A: Retention policies and litigation holds in Microsoft Purview are directly integrated with Microsoft 365's eDiscovery tools. Data retained under a litigation hold or retention policy is preserved in special hidden folders (the Recoverable Items folder in Exchange and the Preservation Hold Library in SharePoint) that users cannot access or delete but that auditors, administrators, and legal teams can search through the Purview compliance portal. This integration means that when legal proceedings require document production, retained data can be searched, reviewed, and exported without requiring system restoration from backup. Third-party backup solutions, by contrast, typically require restoration of backup data to a recoverable state before eDiscovery searches can be performed — adding time and complexity to the discovery process.
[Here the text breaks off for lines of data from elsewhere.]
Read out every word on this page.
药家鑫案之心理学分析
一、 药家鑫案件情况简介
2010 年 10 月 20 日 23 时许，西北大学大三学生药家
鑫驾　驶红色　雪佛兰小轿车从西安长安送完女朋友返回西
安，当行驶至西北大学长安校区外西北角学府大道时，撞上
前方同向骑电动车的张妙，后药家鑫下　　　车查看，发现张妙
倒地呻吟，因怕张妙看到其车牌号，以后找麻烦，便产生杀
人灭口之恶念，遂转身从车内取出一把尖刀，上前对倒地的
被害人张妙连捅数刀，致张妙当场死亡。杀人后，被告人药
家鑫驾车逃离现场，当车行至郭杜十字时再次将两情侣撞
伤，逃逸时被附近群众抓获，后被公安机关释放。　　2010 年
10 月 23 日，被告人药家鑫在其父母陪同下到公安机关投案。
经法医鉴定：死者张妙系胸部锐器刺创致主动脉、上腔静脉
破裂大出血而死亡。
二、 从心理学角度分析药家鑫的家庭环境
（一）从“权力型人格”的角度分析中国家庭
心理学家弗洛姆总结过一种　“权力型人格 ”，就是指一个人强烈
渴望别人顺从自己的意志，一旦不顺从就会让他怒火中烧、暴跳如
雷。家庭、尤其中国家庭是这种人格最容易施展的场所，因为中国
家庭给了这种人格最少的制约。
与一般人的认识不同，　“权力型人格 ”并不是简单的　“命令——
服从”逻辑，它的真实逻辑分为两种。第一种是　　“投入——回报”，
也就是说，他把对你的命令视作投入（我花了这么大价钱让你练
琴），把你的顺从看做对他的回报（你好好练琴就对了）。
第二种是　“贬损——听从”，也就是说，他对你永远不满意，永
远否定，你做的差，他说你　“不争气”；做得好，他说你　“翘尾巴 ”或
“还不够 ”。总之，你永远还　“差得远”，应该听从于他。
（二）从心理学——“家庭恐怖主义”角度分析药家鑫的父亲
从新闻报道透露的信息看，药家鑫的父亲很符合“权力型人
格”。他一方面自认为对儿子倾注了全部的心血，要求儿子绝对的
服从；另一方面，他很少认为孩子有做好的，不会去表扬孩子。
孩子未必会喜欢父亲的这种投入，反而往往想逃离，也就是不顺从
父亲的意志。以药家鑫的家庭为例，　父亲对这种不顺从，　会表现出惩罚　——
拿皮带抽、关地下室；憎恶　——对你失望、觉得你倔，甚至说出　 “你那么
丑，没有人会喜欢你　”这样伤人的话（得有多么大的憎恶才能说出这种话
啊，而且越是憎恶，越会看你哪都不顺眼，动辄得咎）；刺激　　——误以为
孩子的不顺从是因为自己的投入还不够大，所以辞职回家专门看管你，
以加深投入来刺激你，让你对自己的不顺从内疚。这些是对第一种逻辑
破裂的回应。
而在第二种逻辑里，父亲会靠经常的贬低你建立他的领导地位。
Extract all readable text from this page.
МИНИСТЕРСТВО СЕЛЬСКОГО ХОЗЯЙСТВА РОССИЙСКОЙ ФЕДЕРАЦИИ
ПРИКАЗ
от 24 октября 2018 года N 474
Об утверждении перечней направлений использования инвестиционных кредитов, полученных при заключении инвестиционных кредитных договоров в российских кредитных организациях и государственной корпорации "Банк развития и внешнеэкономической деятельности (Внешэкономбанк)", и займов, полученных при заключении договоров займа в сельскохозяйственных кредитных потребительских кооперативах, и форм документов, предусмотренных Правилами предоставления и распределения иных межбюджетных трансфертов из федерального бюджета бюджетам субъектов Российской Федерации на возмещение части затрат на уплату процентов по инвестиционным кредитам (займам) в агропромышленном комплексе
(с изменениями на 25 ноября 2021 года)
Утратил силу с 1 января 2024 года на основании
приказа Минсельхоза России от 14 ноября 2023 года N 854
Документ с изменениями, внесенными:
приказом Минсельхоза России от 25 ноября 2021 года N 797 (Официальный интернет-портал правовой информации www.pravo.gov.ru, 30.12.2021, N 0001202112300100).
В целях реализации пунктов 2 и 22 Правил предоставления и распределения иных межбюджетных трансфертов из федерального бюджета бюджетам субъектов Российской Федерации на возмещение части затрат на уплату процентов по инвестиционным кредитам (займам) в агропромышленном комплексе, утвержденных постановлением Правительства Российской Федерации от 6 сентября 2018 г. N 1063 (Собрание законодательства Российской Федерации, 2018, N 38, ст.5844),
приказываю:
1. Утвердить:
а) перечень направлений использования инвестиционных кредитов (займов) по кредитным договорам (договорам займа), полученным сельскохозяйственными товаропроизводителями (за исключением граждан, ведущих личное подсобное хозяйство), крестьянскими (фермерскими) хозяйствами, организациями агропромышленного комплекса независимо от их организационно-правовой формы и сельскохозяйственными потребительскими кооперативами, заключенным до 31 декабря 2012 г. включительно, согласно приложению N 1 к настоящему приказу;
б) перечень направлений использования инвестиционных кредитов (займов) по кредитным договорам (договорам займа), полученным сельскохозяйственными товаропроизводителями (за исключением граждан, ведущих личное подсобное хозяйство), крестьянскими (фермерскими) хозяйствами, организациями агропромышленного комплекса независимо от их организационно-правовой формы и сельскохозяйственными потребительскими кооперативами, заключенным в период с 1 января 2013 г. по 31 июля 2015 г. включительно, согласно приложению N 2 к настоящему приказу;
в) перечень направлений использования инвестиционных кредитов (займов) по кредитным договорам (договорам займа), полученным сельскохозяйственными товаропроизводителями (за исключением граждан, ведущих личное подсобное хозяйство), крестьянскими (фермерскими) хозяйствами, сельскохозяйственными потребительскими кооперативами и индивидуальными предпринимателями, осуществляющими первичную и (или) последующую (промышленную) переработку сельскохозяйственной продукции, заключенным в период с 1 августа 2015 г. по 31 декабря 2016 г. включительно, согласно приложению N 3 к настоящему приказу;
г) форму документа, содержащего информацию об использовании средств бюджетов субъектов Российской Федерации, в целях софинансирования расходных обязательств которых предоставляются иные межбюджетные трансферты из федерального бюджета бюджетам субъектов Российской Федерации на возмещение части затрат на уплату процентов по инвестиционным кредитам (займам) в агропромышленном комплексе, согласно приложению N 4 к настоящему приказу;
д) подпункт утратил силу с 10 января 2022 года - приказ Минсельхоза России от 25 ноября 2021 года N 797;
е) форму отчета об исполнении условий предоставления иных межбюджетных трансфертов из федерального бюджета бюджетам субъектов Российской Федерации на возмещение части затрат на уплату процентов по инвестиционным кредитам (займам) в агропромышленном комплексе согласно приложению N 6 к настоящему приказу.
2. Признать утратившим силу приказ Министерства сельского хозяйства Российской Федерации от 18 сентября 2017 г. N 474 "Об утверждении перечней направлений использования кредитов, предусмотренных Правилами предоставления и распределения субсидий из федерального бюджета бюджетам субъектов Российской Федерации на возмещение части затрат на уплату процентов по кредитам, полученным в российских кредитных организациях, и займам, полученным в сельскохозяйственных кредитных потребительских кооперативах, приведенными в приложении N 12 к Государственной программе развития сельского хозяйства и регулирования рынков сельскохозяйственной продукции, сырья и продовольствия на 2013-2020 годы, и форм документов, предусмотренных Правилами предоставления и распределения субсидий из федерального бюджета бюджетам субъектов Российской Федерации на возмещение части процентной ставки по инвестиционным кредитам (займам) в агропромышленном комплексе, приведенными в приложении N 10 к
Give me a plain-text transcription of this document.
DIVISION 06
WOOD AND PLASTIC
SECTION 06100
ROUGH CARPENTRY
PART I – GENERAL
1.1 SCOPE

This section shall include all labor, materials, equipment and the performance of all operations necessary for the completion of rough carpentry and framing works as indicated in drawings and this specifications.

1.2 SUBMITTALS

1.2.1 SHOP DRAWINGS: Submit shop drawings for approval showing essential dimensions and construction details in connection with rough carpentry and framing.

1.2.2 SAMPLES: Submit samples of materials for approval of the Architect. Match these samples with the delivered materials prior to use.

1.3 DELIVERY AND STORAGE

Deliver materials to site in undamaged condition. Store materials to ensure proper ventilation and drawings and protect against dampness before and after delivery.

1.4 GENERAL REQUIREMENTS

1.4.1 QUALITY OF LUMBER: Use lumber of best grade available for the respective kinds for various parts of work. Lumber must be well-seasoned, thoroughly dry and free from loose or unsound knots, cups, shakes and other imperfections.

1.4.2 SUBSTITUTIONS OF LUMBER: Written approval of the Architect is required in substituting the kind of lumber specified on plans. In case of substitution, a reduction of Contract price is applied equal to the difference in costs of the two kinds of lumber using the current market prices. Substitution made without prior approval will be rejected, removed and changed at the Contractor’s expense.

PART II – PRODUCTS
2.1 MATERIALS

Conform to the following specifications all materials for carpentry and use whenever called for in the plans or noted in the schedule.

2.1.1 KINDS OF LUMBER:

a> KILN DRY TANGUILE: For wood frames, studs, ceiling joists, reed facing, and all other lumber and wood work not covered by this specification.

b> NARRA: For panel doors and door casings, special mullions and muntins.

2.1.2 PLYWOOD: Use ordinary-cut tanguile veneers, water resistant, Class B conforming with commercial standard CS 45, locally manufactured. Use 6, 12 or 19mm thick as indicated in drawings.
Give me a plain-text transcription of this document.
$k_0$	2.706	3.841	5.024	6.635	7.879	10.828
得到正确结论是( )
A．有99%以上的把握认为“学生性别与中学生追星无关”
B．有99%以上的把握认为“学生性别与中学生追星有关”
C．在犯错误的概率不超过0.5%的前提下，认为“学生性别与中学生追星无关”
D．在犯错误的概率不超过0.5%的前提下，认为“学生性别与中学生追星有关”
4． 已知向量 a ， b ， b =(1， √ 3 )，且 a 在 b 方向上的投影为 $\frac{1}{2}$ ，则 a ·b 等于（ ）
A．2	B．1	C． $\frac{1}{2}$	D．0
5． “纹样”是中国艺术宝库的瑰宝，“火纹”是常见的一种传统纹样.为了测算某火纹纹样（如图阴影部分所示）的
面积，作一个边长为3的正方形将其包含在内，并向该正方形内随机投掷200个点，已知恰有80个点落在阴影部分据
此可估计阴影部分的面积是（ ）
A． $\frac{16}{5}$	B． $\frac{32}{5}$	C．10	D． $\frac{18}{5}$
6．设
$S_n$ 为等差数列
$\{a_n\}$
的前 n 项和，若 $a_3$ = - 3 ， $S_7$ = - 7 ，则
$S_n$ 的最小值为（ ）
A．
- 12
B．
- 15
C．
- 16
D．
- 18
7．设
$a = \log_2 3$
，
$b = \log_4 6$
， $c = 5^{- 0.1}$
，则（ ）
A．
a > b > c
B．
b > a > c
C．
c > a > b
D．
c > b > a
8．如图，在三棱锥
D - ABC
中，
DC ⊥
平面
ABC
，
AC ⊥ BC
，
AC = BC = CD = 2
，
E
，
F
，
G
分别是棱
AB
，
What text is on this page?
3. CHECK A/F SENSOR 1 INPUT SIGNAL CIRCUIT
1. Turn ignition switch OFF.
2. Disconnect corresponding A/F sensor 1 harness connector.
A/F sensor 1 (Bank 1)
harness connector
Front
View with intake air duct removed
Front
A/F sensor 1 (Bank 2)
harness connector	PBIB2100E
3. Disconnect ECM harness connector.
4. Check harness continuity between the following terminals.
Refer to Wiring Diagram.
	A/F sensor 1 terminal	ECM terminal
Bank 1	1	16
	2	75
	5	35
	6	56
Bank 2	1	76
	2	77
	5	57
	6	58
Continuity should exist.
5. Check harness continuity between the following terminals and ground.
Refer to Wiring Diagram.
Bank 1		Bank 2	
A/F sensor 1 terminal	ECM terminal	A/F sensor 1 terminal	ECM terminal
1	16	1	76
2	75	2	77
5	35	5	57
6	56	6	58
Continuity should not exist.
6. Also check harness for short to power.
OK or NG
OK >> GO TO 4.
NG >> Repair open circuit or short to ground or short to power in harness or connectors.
Q: What should a Microsoft 365 data retention policy include to be legally and operationally effective?

A: An effective Microsoft 365 data retention policy should identify all data categories held in Microsoft 365 (email, documents, Teams conversations, SharePoint sites) and their applicable retention periods based on regulatory requirements, industry standards, and organizational needs. It should define distinct retention schedules for different data types and user groups — executive communications, financial records, HR data, and general correspondence typically have different legal and operational retention requirements. The policy should address offboarding procedures that ensure departing employee data is handled according to policy rather than being inadvertently destroyed. It should be documented, published to employees, and incorporated into training so that users understand their obligations. Finally, it should be technically implemented through Microsoft Purview with the appropriate licensing, with configurations verified periodically to ensure they remain aligned with policy requirements as the organization and regulatory environment evolve.